Já a após a gravidez, é preciso analisar as condições da mãe, para evitar fatos extremos.
“Os sintomas às vezes aparecem, a mãe ignora, a família não percebe e a situação se agrava, gerando a depressão. Assim a gravidez não será vista pela mulher como uma forma prazerosa, e sim como um momento angustiante, além de interferir na relação mãe e bebê, assim que a criança nascer”, explica a psicóloga.
Outro fato que pode acontecer com as mulheres nestas condições é a chamada tristeza materna, às vezes confundida com a depressão pós-parto. “Durante a gravidez, a mulher tem grande aumento de hormônios, e no momento em que o bebê nasce essa taxa de hormônio cai, mexendo com o estado emocional dessa mulher, que fica um pouco sensível. Após o parto, podem surgir alguns sintomas, como tristeza, choro, insegurança e medo de não conseguir cuidar do filho ou realizar tarefas como amamentar e dar banho. Para alguns, estes sintomas podem ser encarados como uma depressão, mas na verdade é tristeza materna, que normalmente dura o prazo máximo de 20 dias”, revela.

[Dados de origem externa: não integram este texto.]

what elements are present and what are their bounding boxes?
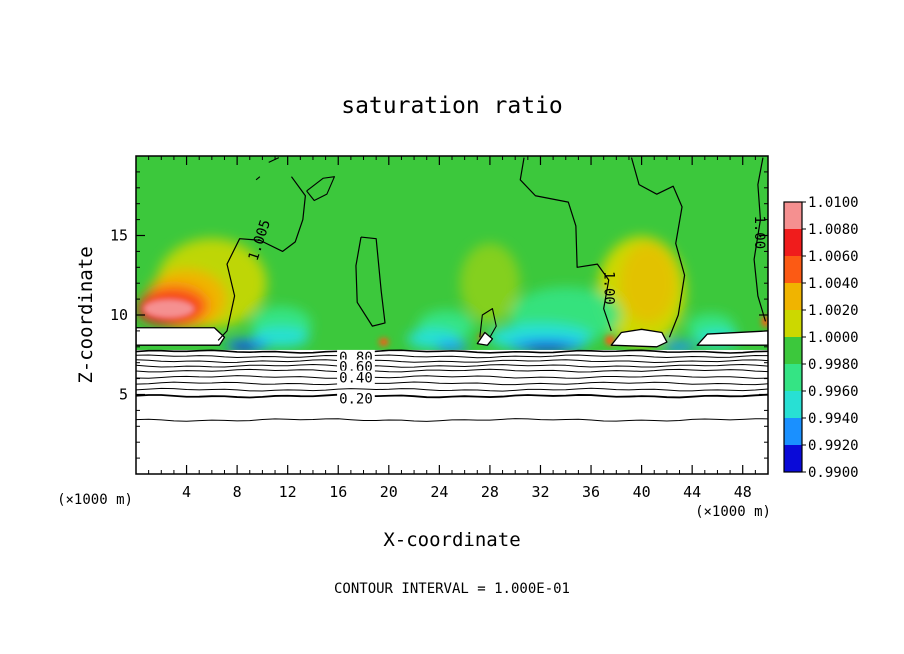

Os sintomas da tristeza materna costumam passar com o tempo, mas, se persistirem, podem se tratar de uma depressão, que apresenta características de que a mãe realmente não está bem, com crises de choro, insônia, dificuldade na alimentação, rejeição ao bebê e a sensação de que não consegue cuidar da criança. “São sintomas que precisam ser tratados e não podem ser ignorados, para evitar que cheguem a casos extremos”, afirma.